Die zentrale Frage ist nun: Geben wir uns angesichts diesen Grauens auch der Verdrängung hin und verwenden unsere Kapazitäten dafür? Oder akzeptieren wir dies als die neue Realität, nehmen den Schmerz, die Trauer an und machen weiter? Kämpfen wir weiter für das bestmögliche Leben aller, jedes Zehntel Grad, Gerechtigkeit und Solidarität? Der Kollaps des Systems wird trotz und gerade wegen der Verdrängung kommen. Mit Kollaps meinen wir hier, dass sich unsere grundlegenden Bedürfnisse nicht mehr, wie gehabt, befriedigen lassen.
Und damit sind wir wieder beim Thema „Bedürfnisse befriedigen“. Wenn alle Wälder brennen, wer soll da von der Feuerwehr noch kommen, um unser brennendes Haus zu löschen? Wenn ganze Landstriche überflutet sind, wer vom THW (Technisches Hilfswerk) soll uns dann noch mit sauberem Trinkwasser versorgen, wenn die reguläre Infrastruktur längst zerstört ist? Es liegt an uns.
Selbstorganisation und DIY sind hier enorme Stärken unserer Bewegung. Allein die Camps, die unsere Bewegung immer wieder auf die Beine stellt, sind schon ein Beweis dafür. Wenn wir diese Skills für eine solidarische Bewältigung der Krisen, Katastrophen und Kriege verwenden, ja dann haben wir wirklich was anzubieten. Da können wir bspw. auch an linke Stadtteilarbeit anknüpfen.

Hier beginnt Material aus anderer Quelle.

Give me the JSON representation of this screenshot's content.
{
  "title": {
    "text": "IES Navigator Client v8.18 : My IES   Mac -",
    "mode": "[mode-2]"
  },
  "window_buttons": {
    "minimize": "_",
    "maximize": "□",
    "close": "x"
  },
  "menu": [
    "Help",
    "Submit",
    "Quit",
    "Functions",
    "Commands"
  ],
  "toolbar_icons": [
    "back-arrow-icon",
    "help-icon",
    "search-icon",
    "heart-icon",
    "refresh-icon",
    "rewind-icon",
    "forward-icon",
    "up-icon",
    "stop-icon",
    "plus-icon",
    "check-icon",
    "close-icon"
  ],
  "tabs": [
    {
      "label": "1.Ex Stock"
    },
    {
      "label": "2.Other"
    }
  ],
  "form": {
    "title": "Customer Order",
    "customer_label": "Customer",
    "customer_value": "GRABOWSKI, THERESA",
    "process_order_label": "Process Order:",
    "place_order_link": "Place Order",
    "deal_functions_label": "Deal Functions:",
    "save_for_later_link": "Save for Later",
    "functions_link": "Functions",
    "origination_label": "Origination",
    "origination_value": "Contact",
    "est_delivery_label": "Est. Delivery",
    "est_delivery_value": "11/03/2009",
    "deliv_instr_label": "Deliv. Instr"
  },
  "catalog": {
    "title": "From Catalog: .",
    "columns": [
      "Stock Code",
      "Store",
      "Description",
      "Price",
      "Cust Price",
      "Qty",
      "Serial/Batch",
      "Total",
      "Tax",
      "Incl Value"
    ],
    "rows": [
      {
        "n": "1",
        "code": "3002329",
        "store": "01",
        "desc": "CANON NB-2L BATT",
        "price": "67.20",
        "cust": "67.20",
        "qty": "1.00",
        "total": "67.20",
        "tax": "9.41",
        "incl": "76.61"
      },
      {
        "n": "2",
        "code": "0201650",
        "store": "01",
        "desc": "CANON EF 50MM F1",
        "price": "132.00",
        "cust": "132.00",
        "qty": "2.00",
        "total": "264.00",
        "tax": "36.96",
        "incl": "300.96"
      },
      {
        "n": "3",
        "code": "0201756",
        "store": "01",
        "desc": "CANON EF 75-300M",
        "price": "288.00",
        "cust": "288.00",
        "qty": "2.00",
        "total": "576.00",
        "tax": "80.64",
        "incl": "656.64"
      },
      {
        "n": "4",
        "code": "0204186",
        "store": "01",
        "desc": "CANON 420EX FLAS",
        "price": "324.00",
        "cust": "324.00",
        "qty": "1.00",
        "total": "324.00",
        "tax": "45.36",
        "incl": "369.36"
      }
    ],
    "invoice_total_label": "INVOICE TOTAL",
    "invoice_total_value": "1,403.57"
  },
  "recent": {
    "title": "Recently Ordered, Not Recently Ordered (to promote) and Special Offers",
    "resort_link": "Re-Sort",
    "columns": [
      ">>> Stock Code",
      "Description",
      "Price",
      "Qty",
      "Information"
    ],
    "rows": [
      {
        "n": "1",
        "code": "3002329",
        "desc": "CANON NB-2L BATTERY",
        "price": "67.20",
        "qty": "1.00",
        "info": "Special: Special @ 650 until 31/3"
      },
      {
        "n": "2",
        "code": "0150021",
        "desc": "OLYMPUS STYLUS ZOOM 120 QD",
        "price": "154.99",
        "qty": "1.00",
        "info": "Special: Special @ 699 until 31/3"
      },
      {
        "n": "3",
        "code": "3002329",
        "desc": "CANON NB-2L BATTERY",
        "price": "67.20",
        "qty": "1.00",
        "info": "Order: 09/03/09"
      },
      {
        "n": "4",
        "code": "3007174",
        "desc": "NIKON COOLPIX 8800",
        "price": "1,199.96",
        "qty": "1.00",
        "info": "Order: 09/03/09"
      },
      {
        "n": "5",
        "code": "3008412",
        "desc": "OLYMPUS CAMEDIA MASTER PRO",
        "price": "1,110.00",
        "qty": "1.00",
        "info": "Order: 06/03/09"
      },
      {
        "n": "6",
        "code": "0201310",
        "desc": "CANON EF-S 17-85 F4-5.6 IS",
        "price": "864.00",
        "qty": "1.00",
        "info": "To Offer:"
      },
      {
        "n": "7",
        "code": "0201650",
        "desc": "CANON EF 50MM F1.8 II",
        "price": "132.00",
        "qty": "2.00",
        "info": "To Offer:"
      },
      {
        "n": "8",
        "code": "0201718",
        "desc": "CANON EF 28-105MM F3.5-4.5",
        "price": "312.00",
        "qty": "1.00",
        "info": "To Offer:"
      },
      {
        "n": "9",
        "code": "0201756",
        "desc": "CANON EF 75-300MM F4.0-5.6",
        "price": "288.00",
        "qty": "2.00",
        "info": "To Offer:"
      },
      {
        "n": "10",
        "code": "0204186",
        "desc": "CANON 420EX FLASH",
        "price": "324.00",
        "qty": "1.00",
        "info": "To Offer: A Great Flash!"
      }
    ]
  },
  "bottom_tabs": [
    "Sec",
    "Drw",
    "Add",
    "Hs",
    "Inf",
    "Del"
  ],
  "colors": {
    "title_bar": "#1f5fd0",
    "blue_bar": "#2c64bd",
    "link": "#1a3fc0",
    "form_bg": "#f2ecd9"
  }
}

Dazu kommt zwangsläufig der Kampf um Ressourcen und ihrer Verteilung. So ist etwa der Kampf um Trinkwasser bereits im vollen Gange. Diese Kämpfe gehören unweigerlich in unseren Fokus. (Mehr dazu im folgenden Kapitel.)
- Fallstricke -
Es bleibt wichtig, dass wir uns nicht vereinnahmen lassen. Staaten nutzen Ehrenamtliche gerne aus, indem sie sie zentrale soziale Aufgaben übernehmen lassen, für die sie eigentlich selbst zuständig sind, wie z.B. bei der Obdachlosenhilfe. Zudem ist die NIMBY-Mentalität (not in my backyard) weit verbreitet, nach der sich viele nur für die Struggles interessieren, die direkt um sie herum sichtbar sind oder sie selbst betreffen. Alles darüber hinaus ist nicht von Interesse. Umso wichtiger ist es, bei solcher Arbeit politisch zu bleiben und die Zusammenhänge des Systems aufzuzeigen.
Resilienz
Resilienz meint soviel wie Belastbarkeit und die Fähigkeit sich anzupassen. Angesichts der Zukunft, in die wir blicken, ist Resilienz zweifelsohne essentiell.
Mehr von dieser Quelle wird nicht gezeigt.